Securing Slack Workspaces (Free or Paid)

Many groups, companies and other organisations use the free version of Slack to communicate.

All settings here apply to the Free AND Paid versions of Slack, though the Paid versions can benefit from other options, discussed at the end of this article.

While the free version does not have all the security features of the paid Standard and Plus editions, which offer retention policies, single sign-on and other more advanced features, a few settings can be configured to secure the free workspaces adequately for most needs.

For simple video tutorials, follow us on YouTube.

For more advanced video training, you can subscribe to Guillaume’s Pluralsight account by signing-up for a Free Trial on Pluralsight and following this link.

Two-Factor Authentication (2FA)

Two-Factor authentication will prevent a simple phishing attack from turning into a potential compromise instantly. Slack users can always enable 2FA, but as an administrator, you can enforce it.

As with most of the settings we’ll look at, 2FA is managed in workspace settings.

  • Go to workspace settings
  • Under Settings & Permissions, go to Authentication
  • Expand “Workspace-wide two-factor authentication”
  • Click “Activate two-factor authentication for my workspace”

You will then be prompted to add a customized message, which you can include to explain what is happening to the people using your Slack.

Once this is enabled, they will get emailed and/or messaged over Slack, telling them they must enable 2FA. If they login after the forced activation date, they will be asked to configure 2FA on login.

I recommend using one-time passwords with the “app” method, as it is more convenient than SMS (does not require cellular connectivity) and more secure, but SMS based 2FA is incredibly better than lack of 2FA.

Permissions to add apps

Apps can be super useful in Slack, but they can request access to a lot of data. In many cases, you do not want anyone to be able to add any app.

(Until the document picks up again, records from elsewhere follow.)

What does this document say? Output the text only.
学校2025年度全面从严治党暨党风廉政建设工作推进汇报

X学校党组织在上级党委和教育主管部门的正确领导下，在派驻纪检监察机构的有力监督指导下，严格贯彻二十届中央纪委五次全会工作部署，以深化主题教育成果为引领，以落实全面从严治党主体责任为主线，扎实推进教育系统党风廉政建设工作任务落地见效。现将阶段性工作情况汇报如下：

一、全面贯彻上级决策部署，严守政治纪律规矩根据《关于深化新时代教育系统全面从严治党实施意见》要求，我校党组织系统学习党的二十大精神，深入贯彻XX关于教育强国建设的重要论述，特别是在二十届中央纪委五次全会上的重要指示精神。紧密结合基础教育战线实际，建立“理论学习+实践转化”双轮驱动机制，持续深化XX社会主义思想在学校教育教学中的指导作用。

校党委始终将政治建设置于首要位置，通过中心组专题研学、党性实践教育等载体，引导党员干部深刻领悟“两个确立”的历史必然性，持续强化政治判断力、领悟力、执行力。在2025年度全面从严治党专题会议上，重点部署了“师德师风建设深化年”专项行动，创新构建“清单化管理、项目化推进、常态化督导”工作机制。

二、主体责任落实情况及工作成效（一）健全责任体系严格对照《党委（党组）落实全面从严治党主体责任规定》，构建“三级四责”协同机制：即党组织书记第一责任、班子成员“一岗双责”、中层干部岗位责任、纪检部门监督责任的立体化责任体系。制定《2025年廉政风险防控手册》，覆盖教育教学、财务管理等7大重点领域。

Permissions to add applications
  • Enable “Only allow apps from the Slack App Directory” unless you have a very specific need, such as your own apps you built to connect to Slack. That way, only apps in the official directory can be added, reducing risk of malicious applications being added to Slack.
  • In workspace settings, go to “Configure apps”.
  • Go to the “Permissions”tab
  • Enable “Approved Apps” — that will make it so only approved apps can be added by users.
  • To help build that list, you can enable “Allow members to request additions to Approved Apps”, and require that they add a comment. That way, everyone can request apps they need, you can then review the permissions the app requests, and approve it.

Hide workspace URL

When someone follows a link on any website, information about the source page is sometimes sent to the destination server.

Since slack workspaces are sub-domains of Slack.com, it could reveal to someone that users of that Slack are posting and consulting links.

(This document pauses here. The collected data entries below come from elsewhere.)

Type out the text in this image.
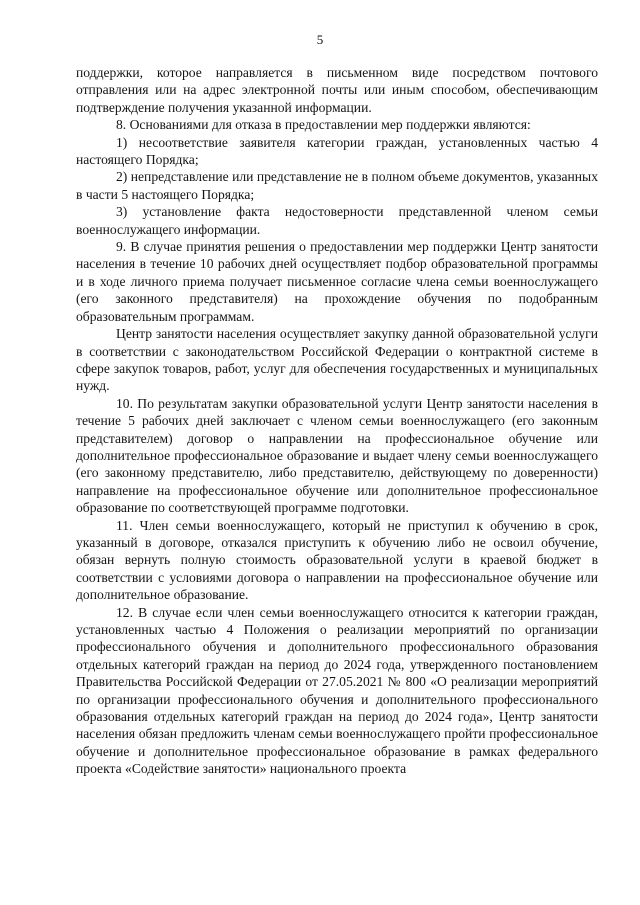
5

поддержки, которое направляется в письменном виде посредством почтового отправления или на адрес электронной почты или иным способом, обеспечивающим подтверждение получения указанной информации.

8. Основаниями для отказа в предоставлении мер поддержки являются:

1) несоответствие заявителя категории граждан, установленных частью 4 настоящего Порядка;

2) непредставление или представление не в полном объеме документов, указанных в части 5 настоящего Порядка;

3) установление факта недостоверности представленной членом семьи военнослужащего информации.

9. В случае принятия решения о предоставлении мер поддержки Центр занятости населения в течение 10 рабочих дней осуществляет подбор образовательной программы и в ходе личного приема получает письменное согласие члена семьи военнослужащего (его законного представителя) на прохождение обучения по подобранным образовательным программам.

Центр занятости населения осуществляет закупку данной образовательной услуги в соответствии с законодательством Российской Федерации о контрактной системе в сфере закупок товаров, работ, услуг для обеспечения государственных и муниципальных нужд.

10. По результатам закупки образовательной услуги Центр занятости населения в течение 5 рабочих дней заключает с членом семьи военнослужащего (его законным представителем) договор о направлении на профессиональное обучение или дополнительное профессиональное образование и выдает члену семьи военнослужащего (его законному представителю, либо представителю, действующему по доверенности) направление на профессиональное обучение или дополнительное профессиональное образование по соответствующей программе подготовки.

11. Член семьи военнослужащего, который не приступил к обучению в срок, указанный в договоре, отказался приступить к обучению либо не освоил обучение, обязан вернуть полную стоимость образовательной услуги в краевой бюджет в соответствии с условиями договора о направлении на профессиональное обучение или дополнительное образование.

12. В случае если член семьи военнослужащего относится к категории граждан, установленных частью 4 Положения о реализации мероприятий по организации профессионального обучения и дополнительного профессионального образования отдельных категорий граждан на период до 2024 года, утвержденного постановлением Правительства Российской Федерации от 27.05.2021 № 800 «О реализации мероприятий по организации профессионального обучения и дополнительного профессионального образования отдельных категорий граждан на период до 2024 года», Центр занятости населения обязан предложить членам семьи военнослужащего пройти профессиональное обучение и дополнительное профессиональное образование в рамках федерального проекта «Содействие занятости» национального проекта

Imagine you are a newspaper, posting links to a company’s website where archives of their SEC documents are. The administrators of the target websites could see that “newspaper.slack.com” are all reading the site, tipping them off.

In workspace settings, check that “Hide your workspace URL from external sites’ logs” is enabled. It is enabled by default, but it’s worth double-checking.

Workspace Signup Mode / Invitations

Inviting new users to Slack grants them access to all the public channels, and potentially more.

We need to decide how to handle new users by either:

  1. Allowing everyone to invite anyone (best for public types of groups).
  2. Restricting invitations to administrators or other users.
  3. Allowing users with email addresses in specific domain(s) to sign up (best for companies or organizations using the same email domain(s)).
  • Go to “Settings & Permissions” in the “Settings” tab, and expand “Workspace Signup Mode”
  • Configure it to either invitation only, or to the specific domains you want to automatically allow.
  • If using invitation mode, go to the “Permissions” tab and expand the “Invitations” setting, and un-check “Allow everyone (except guests) to invite new members”. Only administrators will now have the power to invite users.

Public File Sharing

If your Slack is meant for internal collaboration, disable “Public File Sharing” in “Settings &Permissions” under the “Permissions” tab.

That way, no one can accidentally share an internal document externally, where it is not protected by any authentication.

Email Display

Back under the “Settings” tab of “Settings & Permissions”, the “Email Display” controls the ability for people in the Slack to see each other’s email address.

In a company Slack where an address book is probably already available, it can remain enabled, but in a community Slack where people do not necessarily know each other directly, hiding it is a good way to ensure people have to ask each other before using external contact methods.

Paid Versions

Paid versions of Slack have more features, like retention policies and single sign-on (SSO).

Enabling SSO can allow you to leverage existing authentication policies, and retentions can allow you to periodically wipe the content of channels that do not need to be archived.

Remember, what’s not there can’t be stolen, so if a channel is not relevant over time, setting a retention period might one day mean that only a few days or weeks worth of messages can be stolen, not the entire history!